Künftig kommt §100 Absatz 1 SGB IX zum Tragen. Dort heißt es: „Ausländer, die sich im Inland tatsächlich aufhalten, können Leistungen nach diesem Teil erhalten, soweit dies im Einzelfall gerechtfertigt ist.“ Geflüchtete Menschen mit Behinderung aus der Ukraine erhalten Leistungen der Eingliederungshilfe so nur über eine Ermessensentscheidung.
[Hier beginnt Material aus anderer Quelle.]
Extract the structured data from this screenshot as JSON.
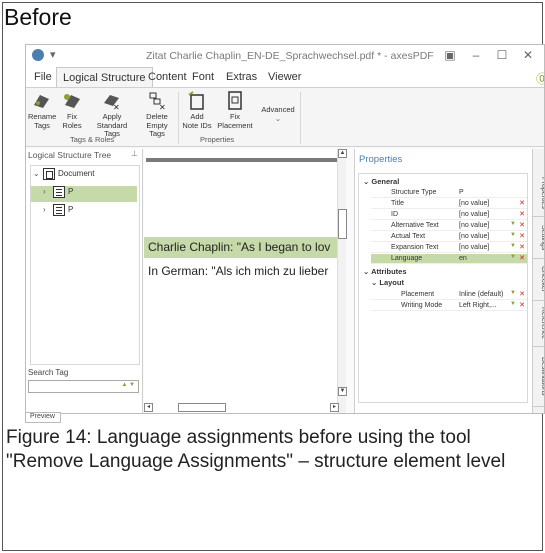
{
  "before_label": "Before",
  "titlebar": {
    "quick_access": "▾",
    "title": "Zitat Charlie Chaplin_EN-DE_Sprachwechsel.pdf * - axesPDF",
    "restore_icon": "restore-icon",
    "min": "–",
    "max": "☐",
    "close": "✕"
  },
  "menu": {
    "tabs": [
      "File",
      "Logical Structure",
      "Content",
      "Font",
      "Extras",
      "Viewer"
    ],
    "active": "Logical Structure"
  },
  "ribbon": {
    "buttons": [
      {
        "label": "Rename Tags",
        "icon": "rename-tags-icon"
      },
      {
        "label": "Fix Roles",
        "icon": "fix-roles-icon"
      },
      {
        "label": "Apply Standard Tags",
        "icon": "apply-standard-tags-icon"
      },
      {
        "label": "Delete Empty Tags",
        "icon": "delete-empty-tags-icon"
      },
      {
        "label": "Add Note IDs",
        "icon": "add-note-ids-icon"
      },
      {
        "label": "Fix Placement",
        "icon": "fix-placement-icon"
      },
      {
        "label": "Advanced",
        "icon": "advanced-icon"
      }
    ],
    "groups": [
      "Tags & Roles",
      "Properties"
    ]
  },
  "left_panel": {
    "title": "Logical Structure Tree",
    "pin": "ᵾ",
    "tree": [
      {
        "label": "Document",
        "type": "doc"
      },
      {
        "label": "P",
        "type": "p"
      },
      {
        "label": "P",
        "type": "p"
      }
    ],
    "search_label": "Search Tag",
    "search_value": ""
  },
  "center": {
    "lines": [
      "Charlie Chaplin: \"As I began to lov",
      "In German: \"Als ich mich zu lieber"
    ]
  },
  "properties": {
    "title": "Properties",
    "pin": "ᵾ",
    "general_label": "General",
    "rows": [
      {
        "name": "Structure Type",
        "value": "P",
        "dd": false,
        "x": false
      },
      {
        "name": "Title",
        "value": "[no value]",
        "dd": false,
        "x": true
      },
      {
        "name": "ID",
        "value": "[no value]",
        "dd": false,
        "x": true
      },
      {
        "name": "Alternative Text",
        "value": "[no value]",
        "dd": true,
        "x": true
      },
      {
        "name": "Actual Text",
        "value": "[no value]",
        "dd": true,
        "x": true
      },
      {
        "name": "Expansion Text",
        "value": "[no value]",
        "dd": true,
        "x": true
      },
      {
        "name": "Language",
        "value": "en",
        "dd": true,
        "x": true
      }
    ],
    "attributes_label": "Attributes",
    "layout_label": "Layout",
    "layout_rows": [
      {
        "name": "Placement",
        "value": "Inline (default)",
        "dd": true,
        "x": true
      },
      {
        "name": "Writing Mode",
        "value": "Left Right,...",
        "dd": true,
        "x": true
      }
    ],
    "side_tabs": [
      "Properties",
      "Settings",
      "Checker",
      "Reference",
      "Destinations"
    ]
  },
  "preview_tab": "Preview",
  "caption": "Figure 14: Language assignments before using the tool \"Remove Language Assignments\" – structure element level"
}
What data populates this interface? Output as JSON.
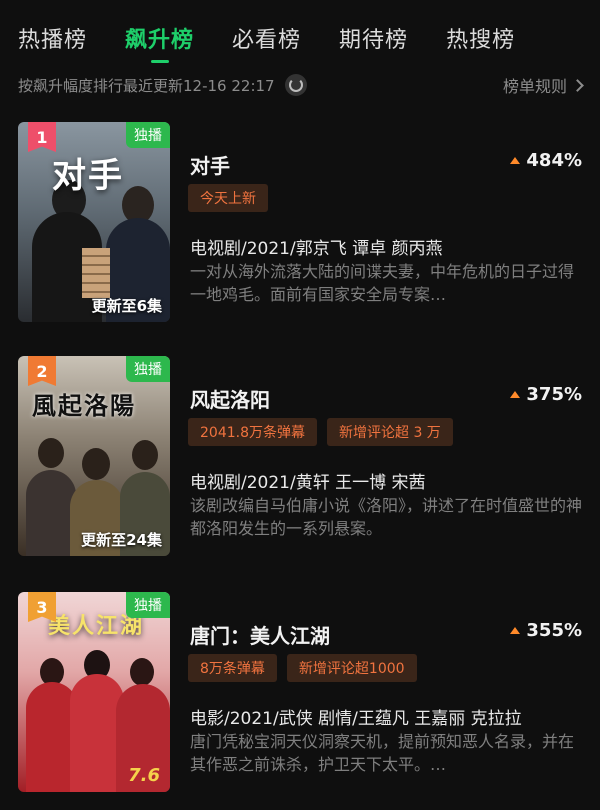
{
  "tabs": [
    {
      "label": "热播榜",
      "active": false
    },
    {
      "label": "飙升榜",
      "active": true
    },
    {
      "label": "必看榜",
      "active": false
    },
    {
      "label": "期待榜",
      "active": false
    },
    {
      "label": "热搜榜",
      "active": false
    }
  ],
  "subheader": {
    "text": "按飙升幅度排行最近更新12-16 22:17",
    "rules_label": "榜单规则"
  },
  "colors": {
    "accent": "#1ecf6a",
    "tag_text": "#f0733f",
    "tag_bg": "#3a2519",
    "exclusive": "#2db84d"
  },
  "items": [
    {
      "rank": "1",
      "rank_color": "#ee4f6a",
      "badge": "独播",
      "poster_title": "对手",
      "poster_footer": "更新至6集",
      "title": "对手",
      "growth": "484%",
      "tags": [
        "今天上新"
      ],
      "meta": "电视剧/2021/郭京飞 谭卓 颜丙燕",
      "desc": "一对从海外流落大陆的间谍夫妻，中年危机的日子过得一地鸡毛。面前有国家安全局专案…"
    },
    {
      "rank": "2",
      "rank_color": "#f07a33",
      "badge": "独播",
      "poster_title": "風起洛陽",
      "poster_footer": "更新至24集",
      "title": "风起洛阳",
      "growth": "375%",
      "tags": [
        "2041.8万条弹幕",
        "新增评论超 3 万"
      ],
      "meta": "电视剧/2021/黄轩 王一博 宋茜",
      "desc": "该剧改编自马伯庸小说《洛阳》，讲述了在时值盛世的神都洛阳发生的一系列悬案。"
    },
    {
      "rank": "3",
      "rank_color": "#f0a033",
      "badge": "独播",
      "poster_title": "美人江湖",
      "poster_footer": "7.6",
      "title": "唐门：美人江湖",
      "growth": "355%",
      "tags": [
        "8万条弹幕",
        "新增评论超1000"
      ],
      "meta": "电影/2021/武侠 剧情/王蕴凡 王嘉丽 克拉拉",
      "desc": "唐门凭秘宝洞天仪洞察天机，提前预知恶人名录，并在其作恶之前诛杀，护卫天下太平。…"
    }
  ]
}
Zwar existiert ein theoretischer Rechtsanspruch auf Leistungen, ein Informationsschreiben des Bundesministeriums für Arbeit und Soziales (BMAS) vom 29.04.22 stellt das klar. In der Praxis ist aber mit langen Wartezeiten und großem Verwaltungsaufwand zu rechnen. Es muss davon ausgegangen werden, dass viele Anträge auf Eingliederungshilfe für geflüchtete Menschen auch abgelehnt werden und so wichtige Leistungen versagt bleiben oder erstritten werden müssen.

Gemeinsam fordern deshalb Handicap International e.V., Bundesverband evangelische Behindertenhilfe e.V. (BeB), Bundesverband für körper- und mehrfachbehinderte Menschen e.V. (bvkm), Caritas Behindertenhilfe und Psychiatrie e. V. – CBP, Bundesvereinigung Lebenshilfe e.V. und Interessenvertretung Selbstbestimmt Leben in Deutschland e.V:

  • eine verbindliche Klarstellung des Leistungsanspruchs für geflüchtete Menschen aus der Ukraine zu Leistungen der Eingliederungshilfe und
  • die Aufhebung von § 100 Absatz 2 SGB IX. Der Paragraph schließt geflüchtete Menschen von Leistungen der Eingliederungshilfe größtenteils aus. Mit seiner Streichung können Ausschlüsse über die Gruppe der Menschen aus der Ukraine hinaus beendet werden (vgl. Gemeinsames Schreiben der Fachverbände vom 05.04.2022).

Unterzeichnende Vereine:
Bundesverband evangelische Behindertenhilfe e.V. (BeB)
Bundesverband für körper- und mehrfachbehinderte Menschen e.V. (bvkm)
Bundesvereinigung Lebenshilfe e.V.
Caritas Behindertenhilfe und Psychiatrie e. V. – CBP
Handicap International e.V.
Interessenvertretung Selbstbestimmt Leben in Deutschland e.V.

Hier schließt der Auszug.